The fact is, marijuana is not as harmful as is commonly portrayed. Sure, it can be abused with negative effects upon a person’s behavior and productivity, but the same can be said of alcohol, prescription drugs, food, video games, sex, and many other things. The fact that some people can (and do) abuse something does not mean that the something in question is wrong or that it should be banned or otherwise made illegal. The moderate use of Marijuana is not harmful or dangerous, despite the common perception perpetuated by politicians and their propaganda. Many people at the end of a long day like to enjoy a glass of wine, or a bottle of beer, or a cocktail, or a cigar, or a round of videogames, or sexual intercourse, or a delicious meal, or personal conversation with close friends. Many others enjoy smoking marijuana. We all have things we enjoy doing to relax and enjoy life, and when done properly and in moderation, all of these things can greatly enhance our quality of life as well as our personal well being.

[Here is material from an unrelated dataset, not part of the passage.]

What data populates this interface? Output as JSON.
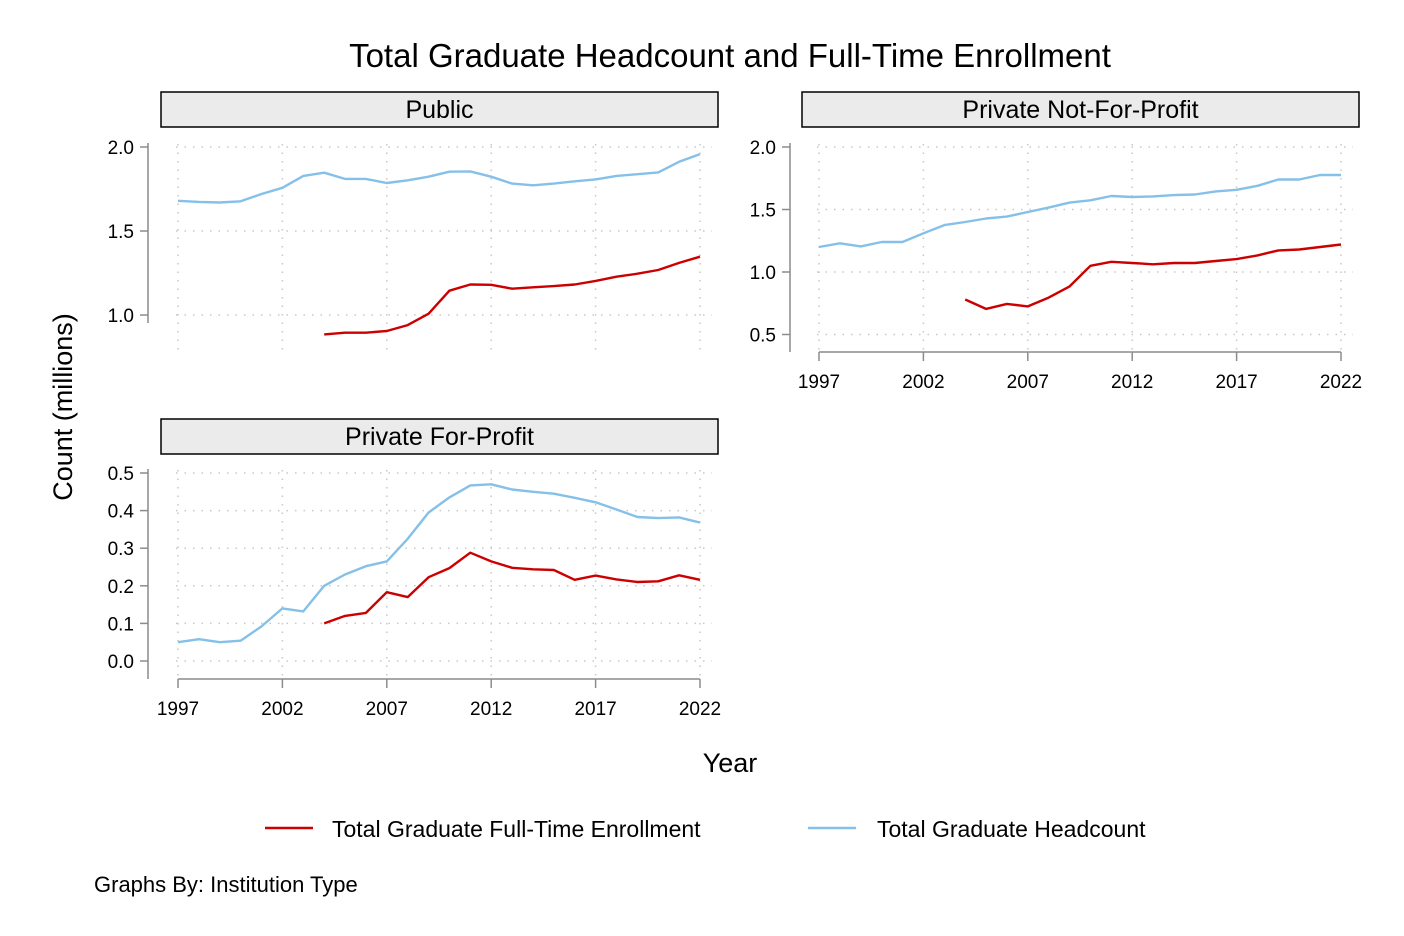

We need to wake up, and realize that fighting a losing drug war against a substance that has recreational, medicinal, and industrial uses is just plain stupid, not to mention a waste of billions of dollars that could be spent elsewhere.
If we simply want to make the dangerous substances illegal, we should be prosecuting and prohibiting alcohol and tobacco, and legalizing marijuana. It is a safer, healthier, alternative that not only has many industrial benefits that would greatly profit our country, it also has medicinal qualities that have helped countless persons throughout recorded history.